## Information theory background I

This is the first of a series of two posts with a goal of providing a background on information theory. For today, the itinerary is as follows: we will start with introducing basic information quantities, proceed with proving  tensorization  statements for them — i.e. that they behave well under the product measure. The tensorization, in turn, will allow us to prove a much stronger counterpart of McDiarmid’s inequality in the next post.

Basic information quantities and relations

We start with the usual  entropy  of a discrete random variable $X \in \mathcal{X} = \{x_i\}_{i \in \mathcal{I}}$  with distribution $p_i = P(X = x_i)$  as $\displaystyle H(X) = \mathbb{E}_{P} \log \left(\frac{1}{P(X)}\right) = -\sum_{i \in \mathcal{I}} p_i \log p_i.$

Note that $H(X)$  depends only on $(p_i)$  and characterizes the distribution rather than the random variable $X$  itself. The entropy of the ‘composite’ random variable $(X, Y)$  with joint distribution $\left(\pi_{ij}\right)$  is called the  joint entropy  of $X, Y:$ $\displaystyle H(X,Y) = -\sum_{(i,j) \in \mathcal{I} \times \mathcal{J}} \pi_{ij} \log \pi_{ij},$

and  conditional entropy $\displaystyle H(Y|X) = H(X,Y)-H(X) = -\sum_{(i,j) \in \mathcal{I} \times \mathcal{J}} \pi_{ij} \log \pi_{j|i},$

where $\pi_{j|i} = \frac{\pi_{ij}}{p_i}$  is the conditional probability that $Y=y_j$  given $X = x_i.$  That is, we need $H(X,Y)$  bits to record $(X,Y),$  but it may be done in the alternative way, by coding $X$  first, and then $Y$  for each value of $X$  separately.
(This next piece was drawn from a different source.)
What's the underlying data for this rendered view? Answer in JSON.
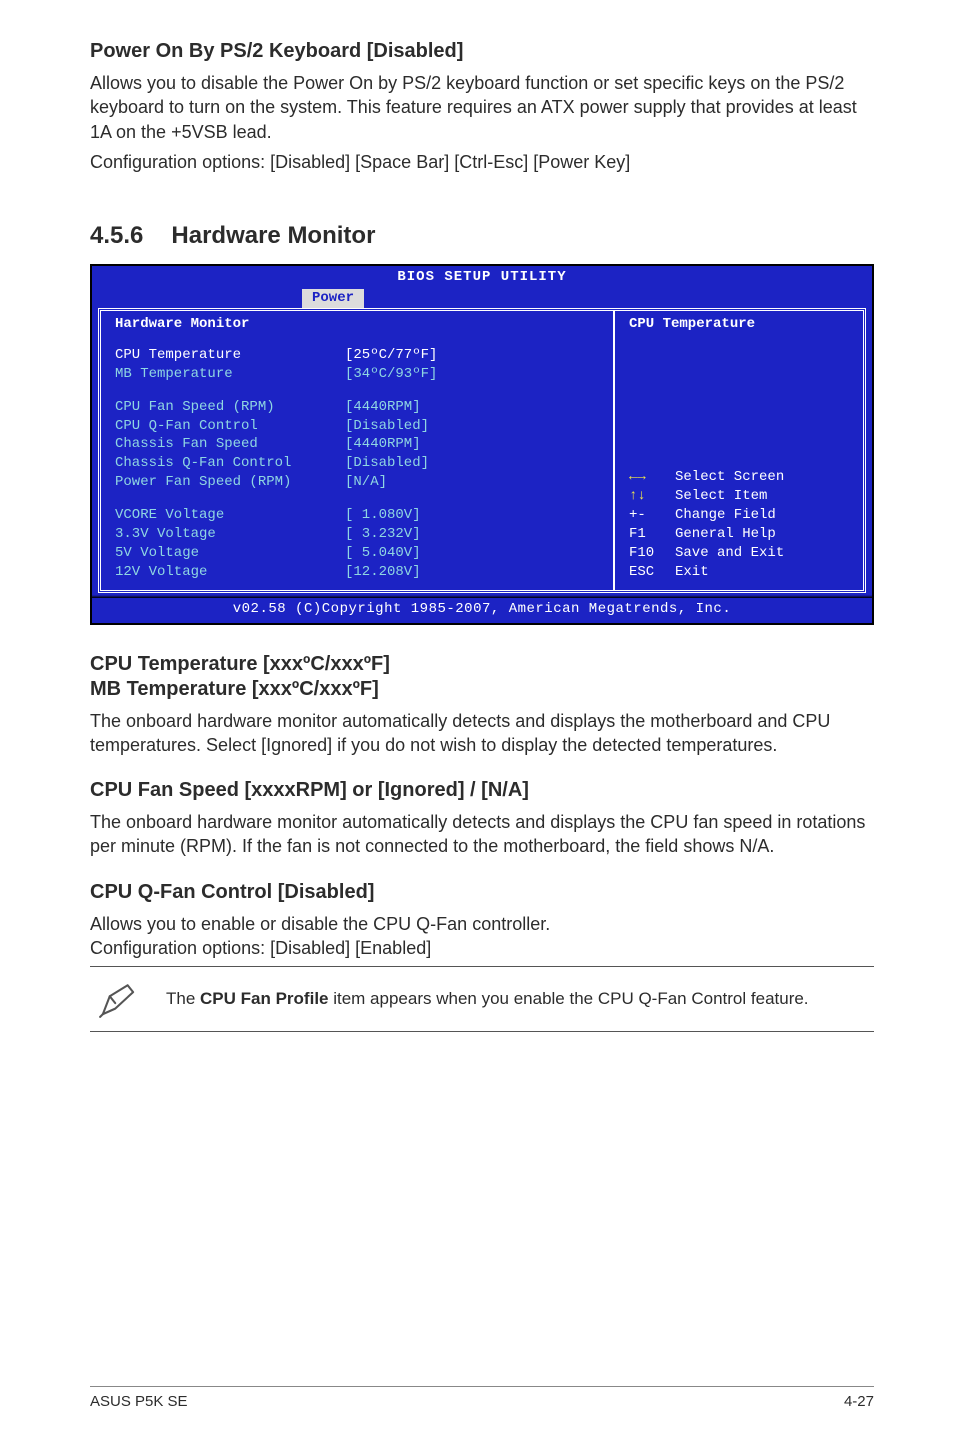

Another useful quantity is the mutual information between $X$  and $Y,$ $\displaystyle I(X,Y)=H(Y)-H(Y|X)=H(X)-H(X|Y) \ge 0,$

i.e.  conditioning may only reduce the entropy. This Venn diagram taken from Wikipedia depicts the relations between all these quantities: Tensorization

In this part of the post, we will formulate tensorization inequalities for different notions of entropy. The first of them is for the usual entropy of a discrete probability measure.

Han’s inequality

For any random variables $X_1,\, ...,\, X_n,$ $\displaystyle H(X_1,\, ...,\, X_n) \le \frac{1}{n-1} \sum_{i=1}^n H(X_1,\, ...,\, X_{i-1}, X_{i+1},\, ...,\, X_n).$

Remark.  Equality is attained for independent $(X_i)_{i=1}^n.$ $H(X_1,\, ...,\, X_n)= H(X_1,\, ..., X_{i-1}, X_{i+1},\, ...,\, X_n)\, +\, H(X_i\,|\,X_1,\, ...,\, X_{i-1}, X_{i+1},\, ...,\, X_n)$ $\le H(X_1,\, ..., X_{i-1}, X_{i+1},\, ...,\, X_n)\,+\,H(X_i\,|\,X_1,\, ...,\, X_{i-1})$

and sum over $i.$ ♦

We now generalize the notion of entropy of a probability measure.

Definition

Relative entropy of a probability measure $\mu$  with respect to a dominating measure $\nu \gg \mu,$  that is $\nu(A) = 0 \Rightarrow \mu(A) = 0,$  not necessarily normalized to 1, is $\displaystyle {D}(\mu\|\nu) = \int \text{d}\mu \, \log\left(\frac{\text{d}\mu}{\text{d}\nu}\right)\,\,\,\,\,\,\,\,\,\,\,\,\,\,\,\,\,\,\,\,\,\,\,\,\, (0)$

(note that since $\nu$  may be not a probability measure, this quantity might be negative).  In particular, taking $\nu$  as a counting/Lebesgue measure  on $\mathcal{X}$  recovers the usual discrete/differential entropy of $X \in \mathcal{X}:$ $\displaystyle H(X) = -D\left(\mu_X \| \nu_{\mathcal{X}}\right),\,\,\,\,\,\,\,\,\,\,\,\,\,\,\,\,\,\,\,\,\,\,\,\,\,\,\,\,\,\,\,\,\,\,\,\, (1)$

and conditional entropy as $\displaystyle H(Y|X) = -D\left(\mu_{X,Y}\|\mu_X\times\nu_{\mathcal{Y}}\right);\,\,\,\,\,\,\,\,\,\, (2)$

With this notation, we see that the identity $H(X, Y) = H(X) + H(Y|X)$

holds solely due to the fact that both Lebesgue and counting measure are product measures, i.e. $\displaystyle \nu_{\mathcal{X}\times\mathcal{Y}}.$  Given any probability measure $\mu$  dominated by $\nu,$  we may now define the entropy of $\mu$  relative to $\nu$  by (1), and conditional entropy by (2), thus retaining the chain formula. Besides, $\displaystyle \int_{\mathcal{X}\times\mathcal{Y}} \text{d}\mu_{X,Y} = 1$  yields $\displaystyle H(X) - H(X|Y) = \int_{\mathcal{X}\times\mathcal{Y}}\text{d}\mu_{X,Y} \log\left(\frac{\text{d}\mu_{X,Y}}{\text{d}\mu_X \,\text{d}\mu_Y}\right) = D(\mu_{X,Y}\|\mu_X \times \mu_Y) \ge 0,$

since $\displaystyle \mu_X \times \mu_Y$  is a probability measure as is $\displaystyle\mu_{X,Y}.$  As a result, we may repeat the same chaining argument as in the proof of Han’s inequality to obtain

Theorem (Han’s inequality for relative entropies)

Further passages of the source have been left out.